Подняв воротник пальто, ничего не видя из-за ветра, швырявшего пригоршни дождя ему в лицо, Фандор повернулся спиной к Нотр-Дам и лицом к реке и глухо выругался:
— Ах ты, дьявол тебя…
В тот же миг грянул удар грома, сухой и резкий, за ним
— Там… там… там… что это такое? Что же это такое?

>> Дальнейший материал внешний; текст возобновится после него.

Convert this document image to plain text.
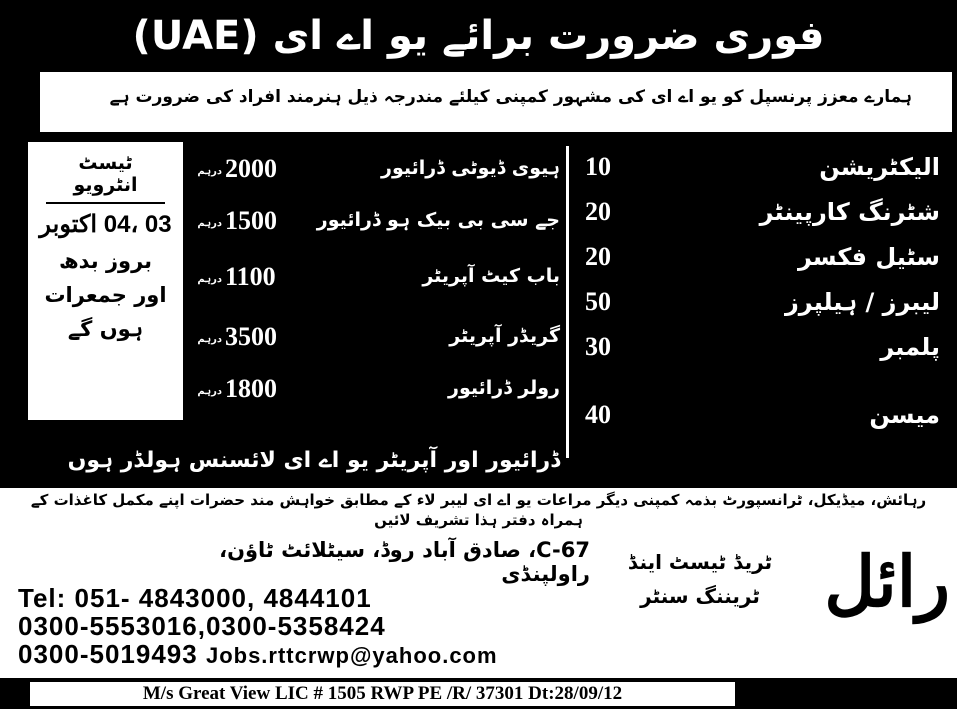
فوری ضرورت برائے یو اے ای (UAE)
ہمارے معزز پرنسپل کو یو اے ای کی مشہور کمپنی کیلئے مندرجہ ذیل ہنرمند افراد کی ضرورت ہے
ٹیسٹ انٹرویو
03 ،04 اکتوبر
بروز بدھ
اور جمعرات
ہوں گے
الیکٹریشن
10
شٹرنگ کارپینٹر
20
سٹیل فکسر
20
لیبرز / ہیلپرز
50
پلمبر
30
میسن
40
ہیوی ڈیوٹی ڈرائیور
2000
درہم
جے سی بی بیک ہو ڈرائیور
1500
درہم
باب کیٹ آپریٹر
1100
درہم
گریڈر آپریٹر
3500
درہم
رولر ڈرائیور
1800
درہم
ڈرائیور اور آپریٹر یو اے ای لائسنس ہولڈر ہوں
رہائش، میڈیکل، ٹرانسپورٹ بذمہ کمپنی دیگر مراعات یو اے ای لیبر لاء کے مطابق خواہش مند حضرات اپنے مکمل کاغذات کے ہمراہ دفتر ہذا تشریف لائیں
C-67، صادق آباد روڈ، سیٹلائٹ ٹاؤن، راولپنڈی
Tel: 051- 4843000, 4844101
0300-5553016,0300-5358424
0300-5019493 Jobs.rttcrwp@yahoo.com
ٹریڈ ٹیسٹ اینڈ
ٹریننگ سنٹر رائل
M/s Great View LIC # 1505 RWP PE /R/ 37301 Dt:28/09/12
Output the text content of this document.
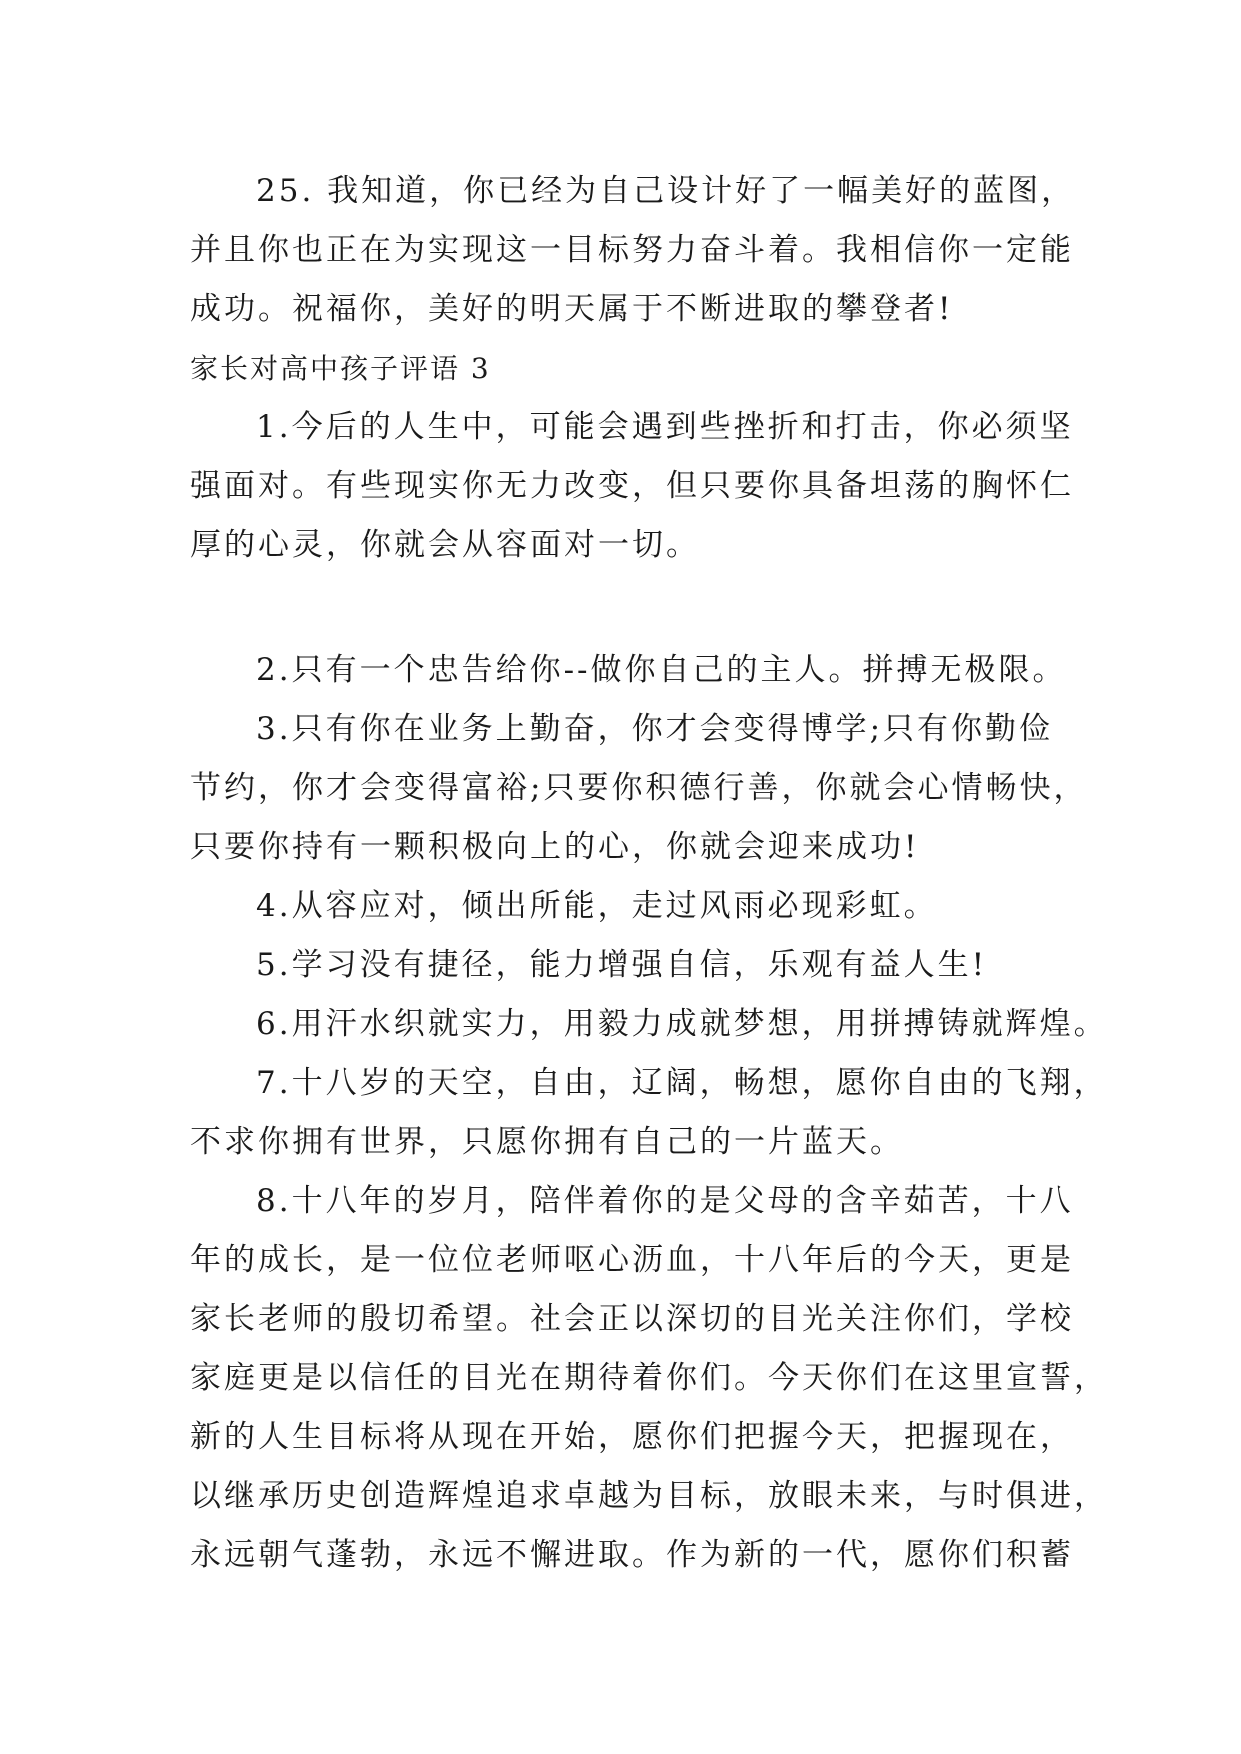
25. 我知道，你已经为自己设计好了一幅美好的蓝图，
并且你也正在为实现这一目标努力奋斗着。我相信你一定能
成功。祝福你，美好的明天属于不断进取的攀登者!
家长对高中孩子评语 3
1.今后的人生中，可能会遇到些挫折和打击，你必须坚
强面对。有些现实你无力改变，但只要你具备坦荡的胸怀仁
厚的心灵，你就会从容面对一切。
2.只有一个忠告给你--做你自己的主人。拼搏无极限。
3.只有你在业务上勤奋，你才会变得博学;只有你勤俭
节约，你才会变得富裕;只要你积德行善，你就会心情畅快，
只要你持有一颗积极向上的心，你就会迎来成功!
4.从容应对，倾出所能，走过风雨必现彩虹。
5.学习没有捷径，能力增强自信，乐观有益人生!
6.用汗水织就实力，用毅力成就梦想，用拼搏铸就辉煌。
7.十八岁的天空，自由，辽阔，畅想，愿你自由的飞翔，
不求你拥有世界，只愿你拥有自己的一片蓝天。
8.十八年的岁月，陪伴着你的是父母的含辛茹苦，十八
年的成长，是一位位老师呕心沥血，十八年后的今天，更是
家长老师的殷切希望。社会正以深切的目光关注你们，学校
家庭更是以信任的目光在期待着你们。今天你们在这里宣誓，
新的人生目标将从现在开始，愿你们把握今天，把握现在，
以继承历史创造辉煌追求卓越为目标，放眼未来，与时俱进，
永远朝气蓬勃，永远不懈进取。作为新的一代，愿你们积蓄
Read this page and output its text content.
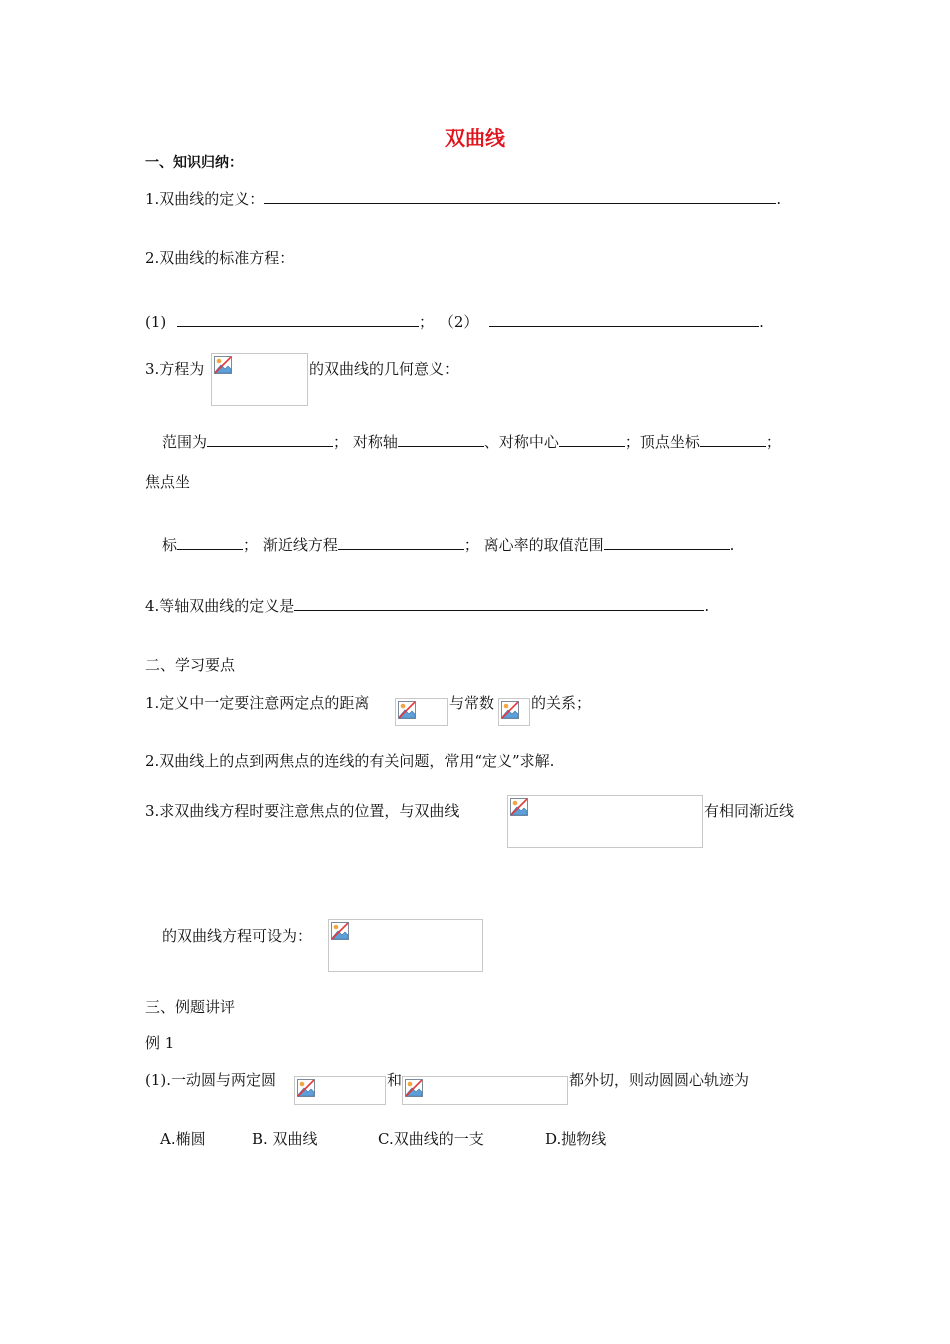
双曲线
一、知识归纳：
1.双曲线的定义：	.
2.双曲线的标准方程：
(1)	； （2）	.
3.方程为	的双曲线的几何意义：
范围为	； 对称轴	、对称中心	；顶点坐标	；
焦点坐
标	； 渐近线方程	； 离心率的取值范围	.
4.等轴双曲线的定义是	.
二、学习要点
1.定义中一定要注意两定点的距离	与常数 的关系；
2.双曲线上的点到两焦点的连线的有关问题，常用“定义”求解.
3.求双曲线方程时要注意焦点的位置，与双曲线	有相同渐近线
的双曲线方程可设为：
三、例题讲评
例 1
(1).一动圆与两定圆	和	都外切，则动圆圆心轨迹为
A.椭圆	B. 双曲线	C.双曲线的一支	D.抛物线
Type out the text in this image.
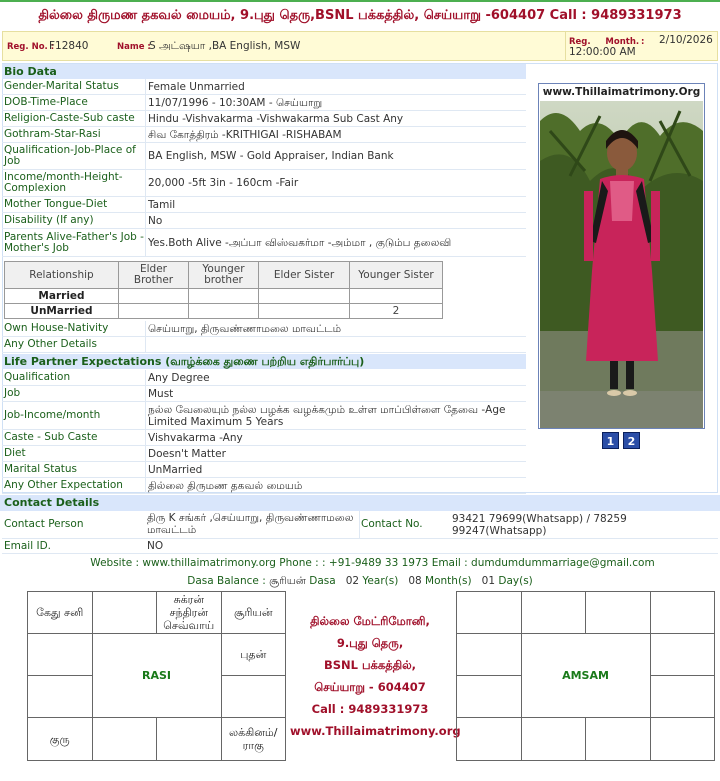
தில்லை திருமண தகவல் மையம், 9.புது தெரு,BSNL பக்கத்தில், செய்யாறு -604407 Call : 9489331973
Reg. No. :
F12840	Name :
S அட்ஷயா ,BA English, MSW	Reg.     Month. : 2/10/2026
12:00:00 AM
Bio Data
Gender-Marital Status	Female Unmarried
DOB-Time-Place	11/07/1996 - 10:30AM - செய்யாறு
Religion-Caste-Sub caste	Hindu -Vishvakarma -Vishwakarma Sub Cast Any
Gothram-Star-Rasi	சிவ கோத்திரம் -KRITHIGAI -RISHABAM
Qualification-Job-Place of Job	BA English, MSW - Gold Appraiser, Indian Bank
Income/month-Height-Complexion	20,000 -5ft 3in - 160cm -Fair
Mother Tongue-Diet	Tamil
Disability (If any)	No
Parents Alive-Father's Job - Mother's Job	Yes.Both Alive -அப்பா விஸ்வகர்மா -அம்மா , குடும்ப தலைவி
Relationship	Elder Brother	Younger brother	Elder Sister	Younger Sister
Married				
UnMarried				2
Own House-Nativity	செய்யாறு, திருவண்ணாமலை மாவட்டம்
Any Other Details
Life Partner Expectations (வாழ்க்கை துணை பற்றிய எதிர்பார்ப்பு)
Qualification	Any Degree
Job	Must
Job-Income/month	நல்ல வேலையும் நல்ல பழக்க வழக்கமும் உள்ள மாப்பிள்ளை தேவை -Age Limited Maximum 5 Years
Caste - Sub Caste	Vishvakarma -Any
Diet	Doesn't Matter
Marital Status	UnMarried
Any Other Expectation	தில்லை திருமண தகவல் மையம்
www.Thillaimatrimony.Org
1	2
Contact Details
Contact Person	திரு K சங்கர் ,செய்யாறு, திருவண்ணாமலை மாவட்டம்	Contact No.	93421 79699(Whatsapp) / 78259 99247(Whatsapp)
Email ID.	NO
Website : www.thillaimatrimony.org Phone : : +91-9489 33 1973 Email : dumdumdummarriage@gmail.com
Dasa Balance : சூரியன் Dasa 02 Year(s) 08 Month(s) 01 Day(s)
கேது சனி		சுக்ரன் சந்திரன் செவ்வாய்	சூரியன்
	RASI		புதன்

குரு			லக்கினம்/ ராகு
தில்லை மேட்ரிமோனி,
9.புது தெரு,
BSNL பக்கத்தில்,
செய்யாறு - 604407
Call : 9489331973
www.Thillaimatrimony.org

	AMSAM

На черной воде, в двадцати метрах от себя, журналист видел расплывшееся среди пенистых водоворотов белесоватое пятно шириной примерно в метр, как бы некое сияние, которое двигалось, перемещаясь с места на место, удалялось.
Нет, Фандор не ошибся.
— Огонек! Чтоб меня черти забрали, — повторял он. — Это и есть тот самый огонек, и я его видел!
Глава 7
УБИЙСТВО
Вот уже добрых пять минут Фонарь, до смешного кипя от нетерпения, топтался возле лесенки, ведущей на чердак, где, как он думал, пребывала его пленница, прелестная Раймонда. Он-то, Фонарь, давно поднялся бы туда, чтобы поторопить свою любовницу Пантеру, которая что-то не больно спешила спуститься к нему, но мешала ему привычная лень, о чем он и сообщил своему закадычному приятелю Глазку.
— Видишь ли, старик, — говорил Фонарь, — я бы слазил туда и намылил ей шею, чтоб знала, как надо шевелиться, да скажу по правде, я страх как обленился.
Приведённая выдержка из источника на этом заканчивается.